Just look to our science fiction-rich past, a legacy that is as much a part of our city's creative identity as the invention of noir and the rise of movie-making. It's a legacy that the "Science Fiction Los Angeles: Words and World Building in the City of Angels" conference will ponder, prismatically, on Friday, Oct. 28 and Saturday, Oct. 29.
What to do, where to go and what to see
(Pondering something prismatically feels like something a hero of a sci-fi novel must do to untangle multiple plot knots.)
Our city's sci-fi cred is, in short, incredible: Ray Bradbury was a longtime resident of Cheviot Hills, while Pasadena-born Octavia Butler began her resplendent writing career as a student at PCC. Both masters will receive dedicated panels during the conference, so bone up on their amazing stories, again, ahead of time.
A screening of "Her" and before-an-audience chitchats with a bevy of local authors fill out the scholarly and surreal and spectacular worlds that first took root right here, in Southern California.
The host of the two-dayer, which alights at a couple of different locations around town? The Huntington-USC Institute on California and the West.
Reveling in the future, or a dystopia, or a byte-sized world inside a computer, or a planet populated by robots just ahead of Halloween, and doing so with an eye on sci-fi's LA connections? It isn't as frightful as the ghosts and goblins who rule the holiday, but to say science fiction doesn't play an imaginative part in the most fantasy-driven holiday is as wrong as claiming the universes authors dream up couldn't actually come to pass one day soon.

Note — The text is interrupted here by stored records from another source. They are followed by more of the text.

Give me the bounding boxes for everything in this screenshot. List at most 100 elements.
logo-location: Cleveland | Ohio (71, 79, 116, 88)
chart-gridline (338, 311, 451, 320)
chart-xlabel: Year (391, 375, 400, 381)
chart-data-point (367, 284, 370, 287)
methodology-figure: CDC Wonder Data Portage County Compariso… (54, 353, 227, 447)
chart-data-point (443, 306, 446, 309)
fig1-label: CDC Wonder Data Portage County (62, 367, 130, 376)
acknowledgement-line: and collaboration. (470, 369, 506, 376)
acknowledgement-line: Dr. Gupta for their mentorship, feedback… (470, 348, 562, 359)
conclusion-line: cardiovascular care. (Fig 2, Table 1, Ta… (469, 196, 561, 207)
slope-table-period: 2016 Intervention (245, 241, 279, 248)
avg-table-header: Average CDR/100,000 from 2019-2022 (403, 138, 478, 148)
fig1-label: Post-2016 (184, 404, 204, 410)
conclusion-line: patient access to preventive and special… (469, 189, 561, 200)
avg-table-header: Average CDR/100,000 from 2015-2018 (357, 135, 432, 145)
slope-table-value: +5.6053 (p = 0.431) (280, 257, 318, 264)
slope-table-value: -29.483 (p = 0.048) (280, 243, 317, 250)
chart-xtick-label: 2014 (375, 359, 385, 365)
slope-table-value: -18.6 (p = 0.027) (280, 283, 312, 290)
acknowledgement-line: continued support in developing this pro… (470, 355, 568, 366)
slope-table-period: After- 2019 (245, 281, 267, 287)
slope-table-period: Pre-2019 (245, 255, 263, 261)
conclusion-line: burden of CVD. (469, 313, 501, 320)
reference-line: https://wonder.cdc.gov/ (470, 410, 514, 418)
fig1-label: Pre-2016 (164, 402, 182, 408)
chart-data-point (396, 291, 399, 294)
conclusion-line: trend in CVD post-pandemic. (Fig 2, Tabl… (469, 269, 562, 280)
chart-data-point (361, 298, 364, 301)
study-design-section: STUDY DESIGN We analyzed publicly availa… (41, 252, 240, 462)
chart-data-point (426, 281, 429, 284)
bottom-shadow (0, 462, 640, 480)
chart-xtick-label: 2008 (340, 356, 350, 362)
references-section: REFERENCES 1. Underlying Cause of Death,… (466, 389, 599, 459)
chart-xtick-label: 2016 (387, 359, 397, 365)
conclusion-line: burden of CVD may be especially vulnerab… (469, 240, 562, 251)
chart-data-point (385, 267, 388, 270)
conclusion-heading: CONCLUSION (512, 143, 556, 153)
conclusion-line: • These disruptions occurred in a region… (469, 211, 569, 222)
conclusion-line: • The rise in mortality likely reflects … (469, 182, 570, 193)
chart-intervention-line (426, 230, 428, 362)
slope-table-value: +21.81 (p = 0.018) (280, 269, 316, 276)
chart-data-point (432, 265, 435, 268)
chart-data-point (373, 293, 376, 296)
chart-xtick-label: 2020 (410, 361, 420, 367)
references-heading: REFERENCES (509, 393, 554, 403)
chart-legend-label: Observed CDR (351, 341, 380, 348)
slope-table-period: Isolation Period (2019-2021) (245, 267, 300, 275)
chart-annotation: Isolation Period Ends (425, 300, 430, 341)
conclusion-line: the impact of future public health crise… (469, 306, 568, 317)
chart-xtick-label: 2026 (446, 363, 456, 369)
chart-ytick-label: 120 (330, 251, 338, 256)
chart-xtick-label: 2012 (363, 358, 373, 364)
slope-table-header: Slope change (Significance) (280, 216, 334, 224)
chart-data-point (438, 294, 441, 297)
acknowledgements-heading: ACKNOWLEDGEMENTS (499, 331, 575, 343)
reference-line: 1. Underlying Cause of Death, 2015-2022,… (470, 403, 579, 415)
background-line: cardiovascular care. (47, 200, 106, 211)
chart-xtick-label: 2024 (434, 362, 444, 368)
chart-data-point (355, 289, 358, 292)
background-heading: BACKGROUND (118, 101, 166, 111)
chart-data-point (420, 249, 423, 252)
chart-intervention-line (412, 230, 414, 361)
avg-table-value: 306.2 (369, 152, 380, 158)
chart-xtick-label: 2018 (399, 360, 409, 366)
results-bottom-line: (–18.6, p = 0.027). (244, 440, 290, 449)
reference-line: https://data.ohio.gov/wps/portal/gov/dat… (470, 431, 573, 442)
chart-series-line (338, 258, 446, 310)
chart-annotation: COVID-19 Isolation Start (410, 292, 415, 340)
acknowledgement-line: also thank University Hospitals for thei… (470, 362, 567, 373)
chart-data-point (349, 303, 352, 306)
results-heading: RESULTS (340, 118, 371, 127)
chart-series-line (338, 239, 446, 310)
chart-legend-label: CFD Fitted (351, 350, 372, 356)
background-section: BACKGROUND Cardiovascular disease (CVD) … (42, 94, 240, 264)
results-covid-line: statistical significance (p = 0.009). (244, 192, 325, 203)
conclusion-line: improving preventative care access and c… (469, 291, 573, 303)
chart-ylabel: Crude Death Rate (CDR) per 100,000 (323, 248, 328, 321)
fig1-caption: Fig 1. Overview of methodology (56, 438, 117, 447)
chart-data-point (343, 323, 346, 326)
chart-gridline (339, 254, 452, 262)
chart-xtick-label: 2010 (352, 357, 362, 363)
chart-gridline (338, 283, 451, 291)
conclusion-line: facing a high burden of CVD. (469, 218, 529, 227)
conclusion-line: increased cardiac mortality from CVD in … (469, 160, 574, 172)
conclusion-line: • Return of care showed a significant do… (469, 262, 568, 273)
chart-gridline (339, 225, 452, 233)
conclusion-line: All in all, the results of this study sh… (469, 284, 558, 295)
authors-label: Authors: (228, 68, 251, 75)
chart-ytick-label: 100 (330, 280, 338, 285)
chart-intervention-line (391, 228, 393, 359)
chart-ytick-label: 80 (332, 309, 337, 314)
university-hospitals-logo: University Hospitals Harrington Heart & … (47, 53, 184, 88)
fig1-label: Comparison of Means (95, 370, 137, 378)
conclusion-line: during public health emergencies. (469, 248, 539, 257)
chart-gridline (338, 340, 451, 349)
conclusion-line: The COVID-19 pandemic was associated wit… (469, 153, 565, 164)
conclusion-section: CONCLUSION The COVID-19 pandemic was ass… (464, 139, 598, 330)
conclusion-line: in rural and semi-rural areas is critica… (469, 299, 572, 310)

What's completely right, though? The fact that LA does live in the future, as evidenced by its memorable forays in "Blade Runner" to Steve Erickson's cinema-obsessed "Zeroville" to a host of other works it has inspired over the decades.
So celebrate our sci-fi city on Oct. 28 and 29. Just be sure to arrive for the conference ahead of time, or, more accurately, about sixteen minutes into the future.